Disinformation, which stands separate from its counterpart “misinformation,” is information spread with the intention of being false. Disinformation has always existed, but it has become a heightened threat with the rise of deepfakes. It is likely that you’ve seen videos of famous celebrities crudely stuck onto a soccer player scoring a winning goal, or dancing. The invalidity of those videos may seem obvious to the average individual, but that does not eliminate the gullible elderly and children, nor does it account for the increasing quality of these open domain video generators like Sora AI. Even accounting for those factors, we are only looking at surface-level content. Artificial personas have been used for political propaganda, SEM, false evidence in trials, and many forms of manipulation. According to an article from Stanford University, the author quotes Michael Tomz, a professor of political science at Stanford School of Humanities and Sciences and faculty affiliate at the Stanford Institute for Human-Centered AI (HAI), “he saw a headline in the Taipei Times reporting that the Chinese government was using AI-generated social media posts to influence voters in Taiwan and the United States” (Walsh). You may have also been there for the AI-generated clothless deepfakes of Taylor Swift. Those are only two of many capabilities AI possesses. [ You get to wondering about just how many victims whose stories got buried solely because they didn’t possess as much renown as a government or Swift. ]
“Harmless” or not, this is illegal. Users of AI face softwares that knowingly put someone’s face into them are actively removing that person of their autonomy. It doesn’t matter that the person didn’t actually do that—the people watching the video don’t always know that.
Even if one is to argue that it isn’t that big of a deal—that people will always know what’s human or not—it has been proven that AI possesses the ability to warp one’s judgement of what truly exists. In a study from Psychology Today, “people [are] increasingly unable to distinguish AI from real human faces” (Wei). This not only provides an advantage for people using deepfakes for malicious and immoral uses, but also is extremely confusing for the average person looking for who to trust. Many people complain of videos on their shorts feed with those videos where it’s impossible to distinguish AI from reality. Deepfakes are like that: making you lose your sense of reality while you’re too focused on not trying to fall for AI.

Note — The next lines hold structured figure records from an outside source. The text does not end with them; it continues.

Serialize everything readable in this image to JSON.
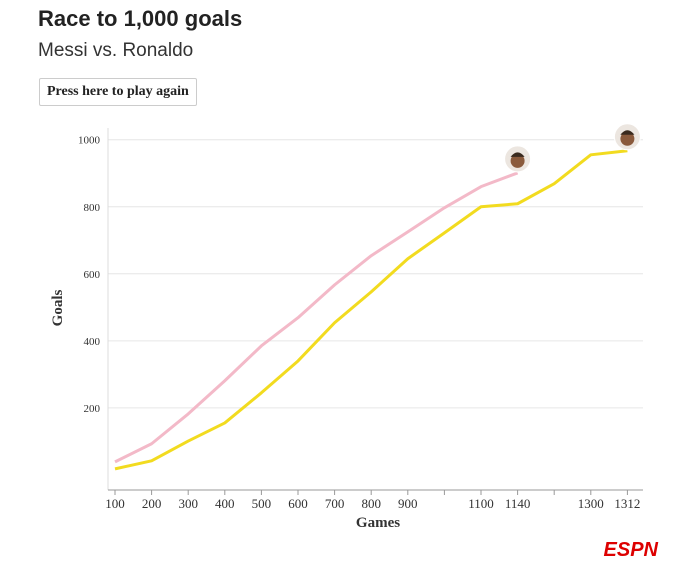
{
  "header": {
    "title": "Race to 1,000 goals",
    "subtitle": "Messi vs. Ronaldo",
    "button": "Press here to play again"
  },
  "chart_data": {
    "type": "line",
    "x_label": "Games",
    "y_label": "Goals",
    "categories": [
      "100",
      "200",
      "300",
      "400",
      "500",
      "600",
      "700",
      "800",
      "900",
      null,
      "1100",
      "1140",
      null,
      "1300",
      "1312"
    ],
    "series": [
      {
        "color": "#f3b9c8",
        "values": [
          39,
          93,
          182,
          281,
          385,
          469,
          567,
          654,
          725,
          797,
          860,
          901,
          null,
          null,
          null
        ]
      },
      {
        "color": "#f2db1f",
        "values": [
          18,
          42,
          101,
          155,
          245,
          340,
          454,
          546,
          645,
          722,
          800,
          809,
          869,
          955,
          967
        ]
      }
    ],
    "ylim": [
      -45,
      1035
    ],
    "yticks": [
      200,
      400,
      600,
      800,
      1000
    ],
    "grid": true
  },
  "footer": {
    "logo": "ESPN"
  }
}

In essence, AI faces are both ethical and unethical for quite a lot of reasons. It is a tool which can easily be used for malicious intent, cuts too close to humanity, among a myriad of other reasons. But, on the other hand, it has aided progress in a variety of fields, sped up efficiency, and done many things which have contributed to the progress of society. We are in a time of rapid progress. In the last 200 years alone, we went from horse and carriages to planes and now things such as AI which our predecessors can not comprehend. Nevertheless, we must remember to keep our sense of humanity in mind, keeping AI at arm’s length. AI faces may be interesting, but they do more harm than good.
Works Cited
“People Now See Ai-Generated Faces as More Real than Human Ones.” Psychology Today, Sussex Publishers, www.psychologytoday.com/us/blog/urban-survival/202311/people-now-see-ai-generated-faces-as-more-real-than-human-ones. Accessed 5 Dec. 2025.
Walsh, Dylan. “The Disinformation Machine: How Susceptible Are We to AI Propaganda?” Stanford HAI, hai.stanford.edu/news/disinformation-machine-how-susceptible-are-we-ai-propaganda. Accessed 15 Dec. 2025.